Zu der Art und Weise, wie Jesus uns freien Zugang (Eph 2,18; 3,12) ins Allerheiligste verschafft, gehört wesentlich, dass er »der Sohn« ist, dass er also an sich schon bei Gott (d.h. in der kultischen Sprache, die hier gewählt ist, »im Allerheiligsten«) zu Hause ist. Um uns alle aber dahin mitzunehmen, muss er und will er unser Todesschicksal der Sünde teilen, indem er, diesen Weg mit uns und für uns gehend, sich selbst darbringend »mit seinem eigenen Blut ein für allemal in das Heiligtum« hineingeht, um sein »Volk zu heiligen« (Hebr 9,12; 13; 12).
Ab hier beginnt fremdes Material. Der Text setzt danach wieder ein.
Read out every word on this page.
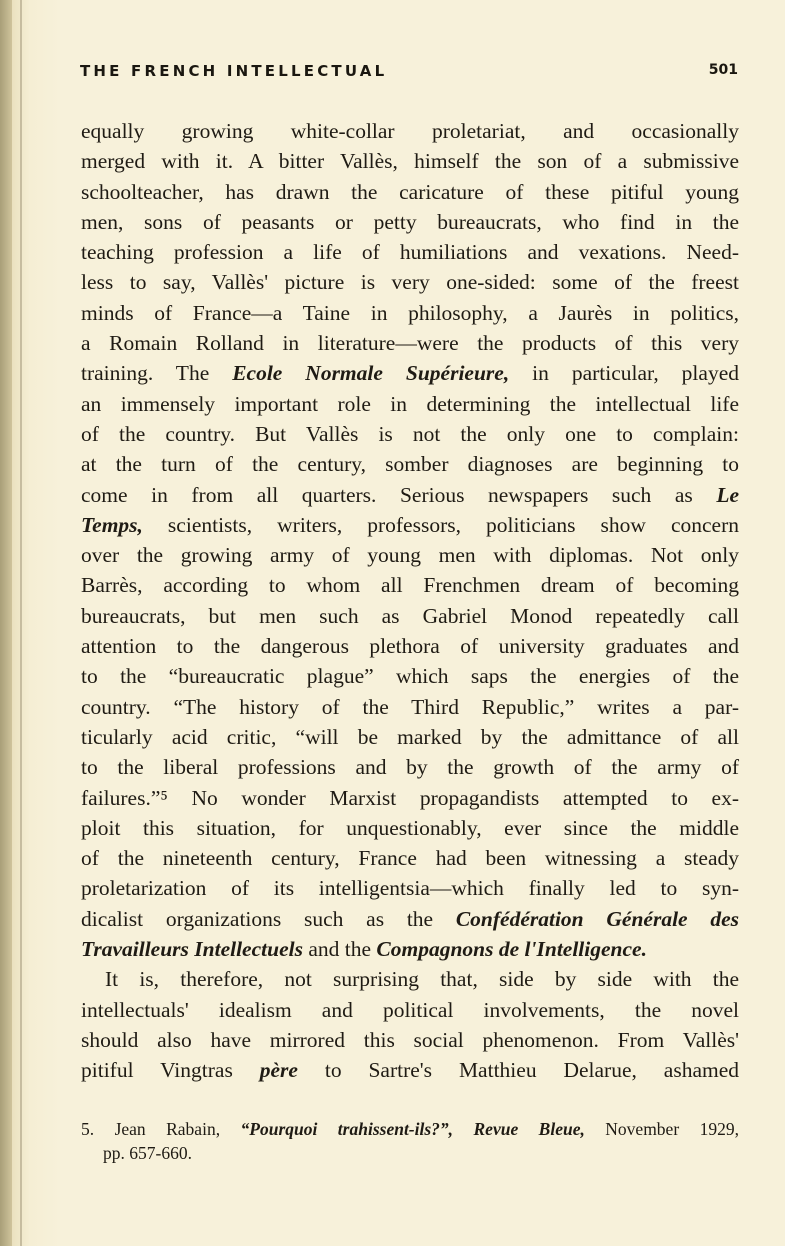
THE FRENCH INTELLECTUAL	501
equally growing white-collar proletariat, and occasionally
merged with it. A bitter Vallès, himself the son of a submissive
schoolteacher, has drawn the caricature of these pitiful young
men, sons of peasants or petty bureaucrats, who find in the
teaching profession a life of humiliations and vexations. Need-
less to say, Vallès' picture is very one-sided: some of the freest
minds of France—a Taine in philosophy, a Jaurès in politics,
a Romain Rolland in literature—were the products of this very
training. The Ecole Normale Supérieure, in particular, played
an immensely important role in determining the intellectual life
of the country. But Vallès is not the only one to complain:
at the turn of the century, somber diagnoses are beginning to
come in from all quarters. Serious newspapers such as Le
Temps, scientists, writers, professors, politicians show concern
over the growing army of young men with diplomas. Not only
Barrès, according to whom all Frenchmen dream of becoming
bureaucrats, but men such as Gabriel Monod repeatedly call
attention to the dangerous plethora of university graduates and
to the “bureaucratic plague” which saps the energies of the
country. “The history of the Third Republic,” writes a par-
ticularly acid critic, “will be marked by the admittance of all
to the liberal professions and by the growth of the army of
failures.”⁵ No wonder Marxist propagandists attempted to ex-
ploit this situation, for unquestionably, ever since the middle
of the nineteenth century, France had been witnessing a steady
proletarization of its intelligentsia—which finally led to syn-
dicalist organizations such as the Confédération Générale des
Travailleurs Intellectuels and the Compagnons de l'Intelligence.
It is, therefore, not surprising that, side by side with the
intellectuals' idealism and political involvements, the novel
should also have mirrored this social phenomenon. From Vallès'
pitiful Vingtras père to Sartre's Matthieu Delarue, ashamed
5. Jean Rabain, “Pourquoi trahissent-ils?”, Revue Bleue, November 1929,
pp. 657-660.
Denn »er musste in allem den Brüdern/Schwestern gleich sein, um ein barmherziger und treuer Hoherpriester vor Gott zu sein und die Sünden des Volkes zu sühnen« (2,17). »Obwohl er der Sohn war, hat er durch Leiden den Gehorsam gelernt« (5,8), den wir verlernt hatten und so schwer wiederum lernen – nicht irgendeinen, sondern den elementaren unserer Existenz. Obwohl er »der Sohn« und also bei Gott zu Hause war, ist er mit uns unseren mühsamen Weg in sein Haus gegangen und hat uns so diesen Weg eröffnet, um uns aufzunehmen in seine einmalige Beziehung und Stellung zu/in Gott.
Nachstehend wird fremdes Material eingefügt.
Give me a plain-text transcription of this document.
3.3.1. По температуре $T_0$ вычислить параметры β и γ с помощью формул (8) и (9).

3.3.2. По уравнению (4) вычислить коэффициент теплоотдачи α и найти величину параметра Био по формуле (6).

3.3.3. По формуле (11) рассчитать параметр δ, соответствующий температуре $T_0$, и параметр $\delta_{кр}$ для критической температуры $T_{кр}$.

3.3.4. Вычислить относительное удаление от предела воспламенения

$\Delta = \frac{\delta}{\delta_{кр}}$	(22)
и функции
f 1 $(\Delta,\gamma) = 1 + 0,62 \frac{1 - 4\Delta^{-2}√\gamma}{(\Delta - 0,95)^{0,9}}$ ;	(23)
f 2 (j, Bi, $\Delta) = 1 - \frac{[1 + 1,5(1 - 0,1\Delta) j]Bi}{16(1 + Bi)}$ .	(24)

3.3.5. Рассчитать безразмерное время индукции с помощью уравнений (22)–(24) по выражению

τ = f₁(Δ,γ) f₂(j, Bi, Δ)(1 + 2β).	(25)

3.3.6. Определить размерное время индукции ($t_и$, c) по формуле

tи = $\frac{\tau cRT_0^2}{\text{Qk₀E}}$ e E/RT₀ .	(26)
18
Und wenn es noch so mühsam wurde, er hat uns dabei immer als Brüder und Schwestern angesehen, als Söhne und Töchter seines Vaters mit ihm. Seine Gemeinschaft mit uns, für die er sich vor seinem Vater entschieden hat (»Siehe, ich und die Kinder – die Brüder und Schwestern –, die Gott mir gegeben hat« 2,13) und für die er bis zum Äußersten, bis zur Hingabe seiner selbst geht, offenbart uns durch die Liebe, mit der er das tut, eine Weise der Versöhnung und der Vergebung, die wir annehmen können. So bewirkt seine freiwillige Lebenshingabe für uns »ein für allemal« Sündenvergebung und »ewige Erlösung«. Indem er so unsere Gottesbeziehung heilt und uns als Geschwister annimmt um jeden Preis, und sei es auch um den Preis seiner selbst, schafft und verkündet er Frieden, Frieden »den Fernen und … den Nahen« (Eph 2,17).
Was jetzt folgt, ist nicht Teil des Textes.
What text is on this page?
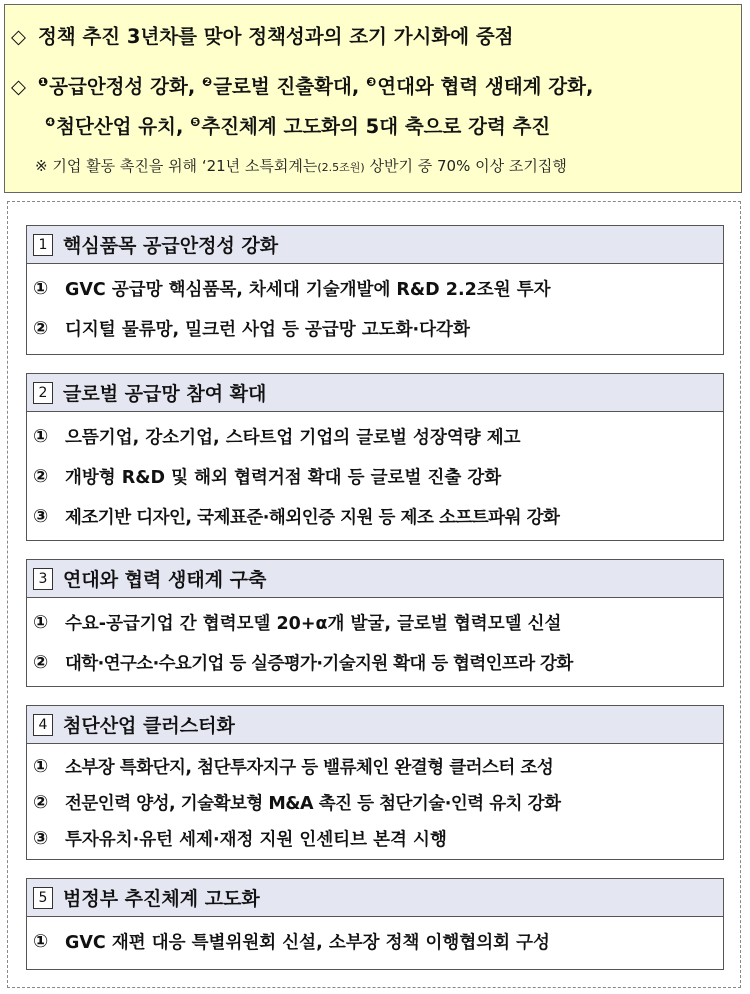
◇ 정책 추진 3년차를 맞아 정책성과의 조기 가시화에 중점
◇ $^❶$공급안정성 강화, $^❷$글로벌 진출확대, $^❸$연대와 협력 생태계 강화,
$^❹$첨단산업 유치, $^❺$추진체계 고도화의 5대 축으로 강력 추진
※ 기업 활동 촉진을 위해 ‘21년 소특회계는(2.5조원) 상반기 중 70% 이상 조기집행
1 핵심품목 공급안정성 강화
① GVC 공급망 핵심품목, 차세대 기술개발에 R&D 2.2조원 투자
② 디지털 물류망, 밀크런 사업 등 공급망 고도화·다각화
2 글로벌 공급망 참여 확대
① 으뜸기업, 강소기업, 스타트업 기업의 글로벌 성장역량 제고
② 개방형 R&D 및 해외 협력거점 확대 등 글로벌 진출 강화
③ 제조기반 디자인, 국제표준·해외인증 지원 등 제조 소프트파워 강화
3 연대와 협력 생태계 구축
① 수요-공급기업 간 협력모델 20+α개 발굴, 글로벌 협력모델 신설
② 대학·연구소·수요기업 등 실증평가·기술지원 확대 등 협력인프라 강화
4 첨단산업 클러스터화
① 소부장 특화단지, 첨단투자지구 등 밸류체인 완결형 클러스터 조성
② 전문인력 양성, 기술확보형 M&A 촉진 등 첨단기술·인력 유치 강화
③ 투자유치·유턴 세제·재정 지원 인센티브 본격 시행
5 범정부 추진체계 고도화
① GVC 재편 대응 특별위원회 신설, 소부장 정책 이행협의회 구성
Als Antwort auf die erlösende Selbstgabe Jesu können und sollen auch wir »Opfer« darbringen. Jesus selbst ist durch seine Hingabe zum Altar unserer Hingabe geworden. Unsere Opfer sind nicht solche, die uns Erlösung und Heil erwirken könnten oder müssten, denn das ist ja schon ein für allemal durch ihn geschehen. Es sind vielmehr Opfer des Lobes und des Dankes: »Durch ihn also lasst uns Gott allezeit das Lobopfer darbringen, nämlich die Frucht der Lippen, die seinen Namen preisen« (Hebr 13,15; Hos 14,3). Unser Weg zur Heimatstadt (es ist dies das für den Hebräerbrief charakteristische Bild von der Kirche als dem wandernden Gottesvolk), den wir mit Lob und Dank auf unseren Lippen gehen, ist der von ihm vorausgegangene: »Lasst uns also zu ihm hinausziehen außerhalb des Lagers (dorthin, wo die Tierkadaver verbrannt werden, »deren Blut vom Hohenpriester zur Sühnung der Schuld in das Heiligtum gebracht wird«: 13,11) und seine Schmach tragen« (13,13). Denn Jesus hat »außerhalb des Tores« (13,12) gelitten (an der »Schädelstätte«; auch das Heiligtum Israels auf seiner Wüstenwanderung, das Bundeszelt, war »für sich außerhalb des Lagers«, »in einiger Entfernung« aufgeschlagen: Ex 33,7). Und noch ein weiteres Opfer, das wir auf unserem Weg mit Jesus darbringen sollen, wird hier genannt: »Vergesst nicht, Gutes zu tun (das entsprechende griechische Wort »Wohltun, ??p???a« nur hier im NT) und mit andern zu teilen (wörtlich: die Gemeinschaft), denn an solchen Opfern hat Gott Gefallen« (13,16). Nur an diesen zwei Stellen im Hebräerbrief ist also von Opfern, die die Christen darbringen, die Rede – und diese sind keine kultischen Opfer. Lobopfer, Wohltun und Gemeinschaft – darin vergegenwärtigt sich das eine Opfer, die Lebenshingabe Jesu. Das ist es, was uns zu geben und darzubringen von ihm geschenkt und aufgetragen ist.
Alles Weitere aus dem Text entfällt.